4. Seek support: Reach out to friends, family, or trusted colleagues who can provide emotional support. Sometimes talking about your concerns and feelings can help alleviate stress. Additionally, consider joining a support group or seeking professional counseling if needed.

5. Communication: If possible, communicate openly with your supervisor or manager about your workload and any challenges you're facing. They may be able to offer guidance, resources, or adjustments to help manage the stress.

6. Breaks and relaxation techniques: Incorporate short breaks throughout your workday to give yourself time to recharge.
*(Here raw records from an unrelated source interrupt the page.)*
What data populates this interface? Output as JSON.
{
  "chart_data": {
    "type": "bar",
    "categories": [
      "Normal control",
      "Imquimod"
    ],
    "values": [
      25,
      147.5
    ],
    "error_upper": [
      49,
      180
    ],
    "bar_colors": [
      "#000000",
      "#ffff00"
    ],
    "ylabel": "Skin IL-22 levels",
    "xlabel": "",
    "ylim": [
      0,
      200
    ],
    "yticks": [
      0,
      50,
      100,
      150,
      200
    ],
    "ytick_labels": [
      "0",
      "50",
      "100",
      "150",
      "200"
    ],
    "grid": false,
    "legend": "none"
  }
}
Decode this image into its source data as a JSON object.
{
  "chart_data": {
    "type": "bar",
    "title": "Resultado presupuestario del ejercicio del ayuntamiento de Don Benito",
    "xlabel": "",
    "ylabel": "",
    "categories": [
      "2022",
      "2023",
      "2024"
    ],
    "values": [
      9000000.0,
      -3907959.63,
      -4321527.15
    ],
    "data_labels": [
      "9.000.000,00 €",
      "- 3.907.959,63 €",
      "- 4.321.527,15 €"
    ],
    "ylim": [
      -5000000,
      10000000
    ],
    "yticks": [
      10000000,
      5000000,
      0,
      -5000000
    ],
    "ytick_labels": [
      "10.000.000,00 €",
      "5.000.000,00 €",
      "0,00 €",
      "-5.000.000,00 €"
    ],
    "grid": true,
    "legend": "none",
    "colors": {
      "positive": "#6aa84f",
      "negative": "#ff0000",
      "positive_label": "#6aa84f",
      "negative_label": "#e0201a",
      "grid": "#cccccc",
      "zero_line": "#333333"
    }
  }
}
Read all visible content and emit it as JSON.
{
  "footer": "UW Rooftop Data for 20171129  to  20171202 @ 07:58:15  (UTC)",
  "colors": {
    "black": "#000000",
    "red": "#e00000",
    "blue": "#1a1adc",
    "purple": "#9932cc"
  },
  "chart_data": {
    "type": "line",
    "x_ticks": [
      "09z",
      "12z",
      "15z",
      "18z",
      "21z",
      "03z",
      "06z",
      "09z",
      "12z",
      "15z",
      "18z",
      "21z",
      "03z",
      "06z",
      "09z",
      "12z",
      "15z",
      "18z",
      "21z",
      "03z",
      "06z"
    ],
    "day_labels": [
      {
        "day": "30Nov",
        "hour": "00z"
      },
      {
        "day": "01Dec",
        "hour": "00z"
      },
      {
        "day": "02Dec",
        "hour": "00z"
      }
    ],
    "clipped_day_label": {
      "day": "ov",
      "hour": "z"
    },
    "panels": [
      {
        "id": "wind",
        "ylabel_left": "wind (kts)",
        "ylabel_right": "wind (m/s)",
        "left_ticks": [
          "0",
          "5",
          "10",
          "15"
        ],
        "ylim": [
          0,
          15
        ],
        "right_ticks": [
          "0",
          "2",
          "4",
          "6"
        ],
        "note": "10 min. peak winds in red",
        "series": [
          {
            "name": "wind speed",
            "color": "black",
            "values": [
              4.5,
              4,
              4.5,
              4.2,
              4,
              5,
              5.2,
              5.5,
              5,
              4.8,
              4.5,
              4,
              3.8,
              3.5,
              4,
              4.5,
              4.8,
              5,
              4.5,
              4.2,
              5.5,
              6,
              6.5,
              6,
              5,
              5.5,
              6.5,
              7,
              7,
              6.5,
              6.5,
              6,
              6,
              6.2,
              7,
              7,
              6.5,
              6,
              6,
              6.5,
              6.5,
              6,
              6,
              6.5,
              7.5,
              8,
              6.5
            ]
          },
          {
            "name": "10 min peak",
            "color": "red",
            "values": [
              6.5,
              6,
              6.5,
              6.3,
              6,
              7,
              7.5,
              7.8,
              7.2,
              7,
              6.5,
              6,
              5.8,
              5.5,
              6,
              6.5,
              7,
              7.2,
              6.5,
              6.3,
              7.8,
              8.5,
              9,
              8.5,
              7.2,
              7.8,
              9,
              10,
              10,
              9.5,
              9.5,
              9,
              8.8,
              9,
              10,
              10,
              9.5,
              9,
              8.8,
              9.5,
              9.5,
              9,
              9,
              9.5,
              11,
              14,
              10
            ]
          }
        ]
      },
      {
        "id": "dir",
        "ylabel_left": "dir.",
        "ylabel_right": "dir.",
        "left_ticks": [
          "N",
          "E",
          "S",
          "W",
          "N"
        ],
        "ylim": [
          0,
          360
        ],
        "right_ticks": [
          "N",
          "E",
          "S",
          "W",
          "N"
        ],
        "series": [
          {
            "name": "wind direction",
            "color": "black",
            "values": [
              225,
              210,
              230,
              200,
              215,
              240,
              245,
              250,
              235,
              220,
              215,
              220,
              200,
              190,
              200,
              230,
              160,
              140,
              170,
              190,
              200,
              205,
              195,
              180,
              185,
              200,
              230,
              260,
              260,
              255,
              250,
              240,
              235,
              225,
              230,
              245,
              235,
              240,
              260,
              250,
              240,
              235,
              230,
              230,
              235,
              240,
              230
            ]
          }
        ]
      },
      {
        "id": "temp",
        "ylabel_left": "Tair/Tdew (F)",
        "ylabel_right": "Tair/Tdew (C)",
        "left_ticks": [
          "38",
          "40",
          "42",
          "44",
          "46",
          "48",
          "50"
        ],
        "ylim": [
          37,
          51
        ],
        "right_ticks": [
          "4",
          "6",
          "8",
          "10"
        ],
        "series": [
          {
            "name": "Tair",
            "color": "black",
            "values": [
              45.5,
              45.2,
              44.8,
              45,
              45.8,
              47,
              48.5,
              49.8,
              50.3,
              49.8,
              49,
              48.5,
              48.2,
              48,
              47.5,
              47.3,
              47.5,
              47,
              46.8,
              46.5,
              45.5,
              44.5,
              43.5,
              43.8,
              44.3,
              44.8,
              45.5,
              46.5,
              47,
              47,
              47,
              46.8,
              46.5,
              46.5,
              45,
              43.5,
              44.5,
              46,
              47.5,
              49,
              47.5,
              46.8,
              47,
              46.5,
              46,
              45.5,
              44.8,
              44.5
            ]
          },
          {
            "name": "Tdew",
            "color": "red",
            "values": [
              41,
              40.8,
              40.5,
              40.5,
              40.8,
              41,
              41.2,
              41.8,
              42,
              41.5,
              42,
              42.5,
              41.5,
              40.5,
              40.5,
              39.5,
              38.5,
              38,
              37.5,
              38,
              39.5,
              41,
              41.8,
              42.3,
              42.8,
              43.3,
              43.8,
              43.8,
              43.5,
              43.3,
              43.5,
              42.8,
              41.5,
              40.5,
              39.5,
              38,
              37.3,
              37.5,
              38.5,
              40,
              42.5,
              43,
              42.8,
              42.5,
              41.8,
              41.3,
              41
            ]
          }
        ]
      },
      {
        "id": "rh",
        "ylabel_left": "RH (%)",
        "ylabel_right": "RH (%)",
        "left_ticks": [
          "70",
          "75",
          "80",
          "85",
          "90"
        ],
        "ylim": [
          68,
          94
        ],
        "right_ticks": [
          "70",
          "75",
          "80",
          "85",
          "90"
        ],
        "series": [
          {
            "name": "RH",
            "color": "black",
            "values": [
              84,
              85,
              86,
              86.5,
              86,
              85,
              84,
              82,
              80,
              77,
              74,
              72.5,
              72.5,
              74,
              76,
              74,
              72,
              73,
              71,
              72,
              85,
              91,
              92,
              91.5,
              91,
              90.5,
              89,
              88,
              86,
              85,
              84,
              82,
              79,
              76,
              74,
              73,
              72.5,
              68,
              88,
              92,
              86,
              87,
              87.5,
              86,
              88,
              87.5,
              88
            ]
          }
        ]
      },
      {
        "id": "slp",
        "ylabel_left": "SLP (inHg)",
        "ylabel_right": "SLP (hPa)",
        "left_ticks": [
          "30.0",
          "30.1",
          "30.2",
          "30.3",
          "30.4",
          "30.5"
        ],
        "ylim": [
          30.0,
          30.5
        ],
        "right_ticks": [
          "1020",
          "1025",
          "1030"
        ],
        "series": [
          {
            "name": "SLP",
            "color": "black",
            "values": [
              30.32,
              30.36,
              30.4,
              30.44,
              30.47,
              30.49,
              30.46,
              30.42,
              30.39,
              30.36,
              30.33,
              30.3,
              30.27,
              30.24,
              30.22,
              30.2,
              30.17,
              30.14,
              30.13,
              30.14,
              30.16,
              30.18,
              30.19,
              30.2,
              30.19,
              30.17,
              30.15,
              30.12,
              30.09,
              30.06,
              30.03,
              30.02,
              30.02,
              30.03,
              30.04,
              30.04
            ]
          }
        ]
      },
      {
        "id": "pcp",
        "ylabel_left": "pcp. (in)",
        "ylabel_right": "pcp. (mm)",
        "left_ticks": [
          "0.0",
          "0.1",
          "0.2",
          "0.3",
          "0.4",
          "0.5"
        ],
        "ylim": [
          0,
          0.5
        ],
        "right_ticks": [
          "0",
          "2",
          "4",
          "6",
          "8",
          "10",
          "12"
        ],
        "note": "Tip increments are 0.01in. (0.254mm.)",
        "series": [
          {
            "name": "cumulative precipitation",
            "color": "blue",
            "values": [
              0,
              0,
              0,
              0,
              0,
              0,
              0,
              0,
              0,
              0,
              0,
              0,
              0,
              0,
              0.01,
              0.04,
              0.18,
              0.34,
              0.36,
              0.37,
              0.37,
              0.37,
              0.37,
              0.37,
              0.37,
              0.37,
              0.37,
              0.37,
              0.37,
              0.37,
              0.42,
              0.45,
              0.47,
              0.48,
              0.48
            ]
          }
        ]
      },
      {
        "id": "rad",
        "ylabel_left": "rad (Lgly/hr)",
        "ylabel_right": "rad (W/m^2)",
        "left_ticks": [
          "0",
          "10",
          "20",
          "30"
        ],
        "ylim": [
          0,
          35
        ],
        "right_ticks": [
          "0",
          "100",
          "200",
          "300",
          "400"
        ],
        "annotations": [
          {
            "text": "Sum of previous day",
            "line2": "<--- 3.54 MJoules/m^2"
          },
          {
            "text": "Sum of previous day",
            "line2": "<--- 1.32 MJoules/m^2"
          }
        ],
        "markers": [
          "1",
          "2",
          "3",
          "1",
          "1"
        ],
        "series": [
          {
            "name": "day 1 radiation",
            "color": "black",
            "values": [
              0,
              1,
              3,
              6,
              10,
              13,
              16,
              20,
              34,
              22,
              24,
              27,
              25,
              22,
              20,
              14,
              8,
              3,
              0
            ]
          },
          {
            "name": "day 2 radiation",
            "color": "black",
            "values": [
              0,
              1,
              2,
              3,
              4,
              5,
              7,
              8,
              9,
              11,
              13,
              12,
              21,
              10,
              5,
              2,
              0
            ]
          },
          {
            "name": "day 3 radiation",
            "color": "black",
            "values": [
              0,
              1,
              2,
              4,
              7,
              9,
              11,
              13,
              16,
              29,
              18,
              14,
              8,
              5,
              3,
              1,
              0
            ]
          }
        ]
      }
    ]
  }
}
Use these breaks to engage in activities that help you relax, such as stretching, taking a walk, or practicing mindfulness techniques.

Remember, finding effective ways to handle work-related stress is a process that may require some trial and error. It's important to be patient with yourself and celebrate small victories along the way. If your symptoms persist or worsen, consider reaching out to a mental health professional for further guidance and support.

The fine-tuned model output is more concise and closely resembles the desired output compared to the base model output. This demonstrates that the fine-tuning process has successfully adapted the model to generate responses that are more relevant to the mental health context in the dataset.